The shoemaker from the shtetl

With antisemitism sweeping through Europe in the early 1930s, a Lithuanian cobbler named Jacob Bloch set out for Sydney to start a new life. 

Arriving in Australia at the height of the Great Depression and barely able to speak English, he began a small business going from studio to studio selling handmade shoes to dancers. 

At one studio, he noticed a ballerina struggling to rise to pointe. Observing her frustration, he promised to create a special pair of shoes to help her move gracefully onto the tips of her toes. 

Jacob quickly endeared himself to the dance community, fast becoming the leading maker of pointe shoes in Sydney. As his business grew, he founded a store on Oxford Street in Paddington. 

Three years after arriving in Australia, he could finally afford to bring his family to live in the space above his shop. Upon arrival, his children’s names were changed from Benzion, Berel, and Beracha to Bernard, Bill, and Betty.

From those early years in Australia, Betty recalls her father working by candlelight to save on electricity. She also remembers walking to the market to buy a live chicken that the shochet (ritual butcher) would later kill. They spoke Yiddish at home, and while learning English, she asked her mother: “Mamma, vos is “Shut Up”?”.

Image: Bloch Ballet Shoes, SJM Collection


When the Ballet Russe came to Australia, Jacob fitted the feet of some of Russia’s most famous dancers and even doubled as an interpreter for the Australian Ballet. 

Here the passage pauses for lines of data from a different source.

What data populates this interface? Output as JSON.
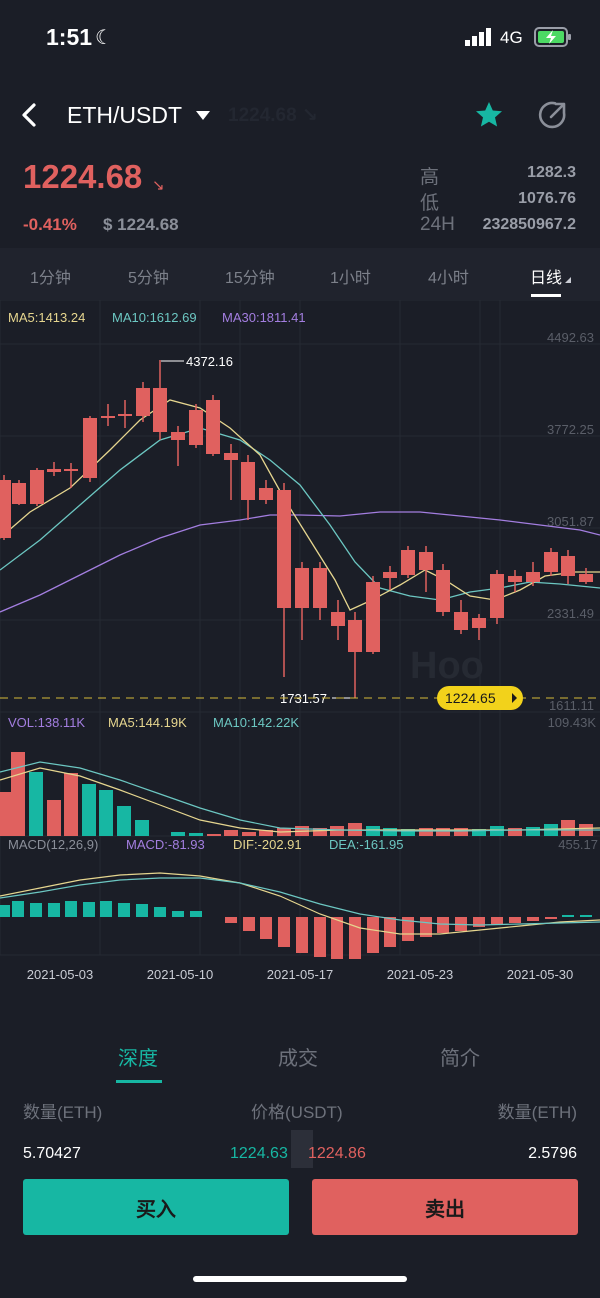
{
  "status": {
    "time": "1:51",
    "network": "4G"
  },
  "header": {
    "pair": "ETH/USDT",
    "ghost_price": "1224.68 ↘"
  },
  "ticker": {
    "price": "1224.68",
    "change_pct": "-0.41%",
    "usd_price": "$ 1224.68",
    "stats": [
      {
        "label": "高",
        "value": "1282.3"
      },
      {
        "label": "低",
        "value": "1076.76"
      },
      {
        "label": "24H",
        "value": "232850967.2"
      }
    ]
  },
  "timeframes": [
    "1分钟",
    "5分钟",
    "15分钟",
    "1小时",
    "4小时",
    "日线"
  ],
  "chart_data": {
    "type": "candlestick",
    "ma_labels": [
      "MA5:1413.24",
      "MA10:1612.69",
      "MA30:1811.41"
    ],
    "price_axis": [
      "4492.63",
      "3772.25",
      "3051.87",
      "2331.49",
      "1611.11"
    ],
    "high_mark": "4372.16",
    "low_mark": "1731.57",
    "current_price_tag": "1224.65",
    "vol_labels": [
      "VOL:138.11K",
      "MA5:144.19K",
      "MA10:142.22K"
    ],
    "vol_axis": "109.43K",
    "macd_labels": [
      "MACD(12,26,9)",
      "MACD:-81.93",
      "DIF:-202.91",
      "DEA:-161.95"
    ],
    "macd_axis": "455.17",
    "dates": [
      "2021-05-03",
      "2021-05-10",
      "2021-05-17",
      "2021-05-23",
      "2021-05-30"
    ],
    "watermark": "Hoo",
    "colors": {
      "up": "#17b7a3",
      "down": "#e0615f",
      "ma5": "#e6d68f",
      "ma10": "#6cc7c2",
      "ma30": "#a37ee0"
    }
  },
  "bottom_tabs": [
    "深度",
    "成交",
    "简介"
  ],
  "orderbook": {
    "headers": [
      "数量(ETH)",
      "价格(USDT)",
      "数量(ETH)"
    ],
    "bid_qty": "5.70427",
    "bid_price": "1224.63",
    "ask_price": "1224.86",
    "ask_qty": "2.5796"
  },
  "actions": {
    "buy": "买入",
    "sell": "卖出"
  }
}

He eventually moved to larger premises, purchased better machinery, and began producing different types of shoes for ballet, pointe, tap, and even shoes for Scottish and Irish dance. When the business expanded further, he built a factory in Botany, but later discovered that the glue on the shoes would not dry because the new factory was too close to the water. From there, the factory was moved to Zetland.

Image: Shoemaking in action, SJM Collection


His daughter, Betty, and her husband, Gershon Wilkenfeld, eventually joined the business, introducing initiatives that ultimately transformed Bloch into a one-stop dance shop. 

Jacob died in 1961 but not before seeing the business become a national enterprise.

In Betty’s words, “the ordinary shoemaker from the shtetl created what became a world-known shoe company”. 

Today, Bloch is a mainstay Australian dance and activewear label, worn by performers on dance floors all around the world.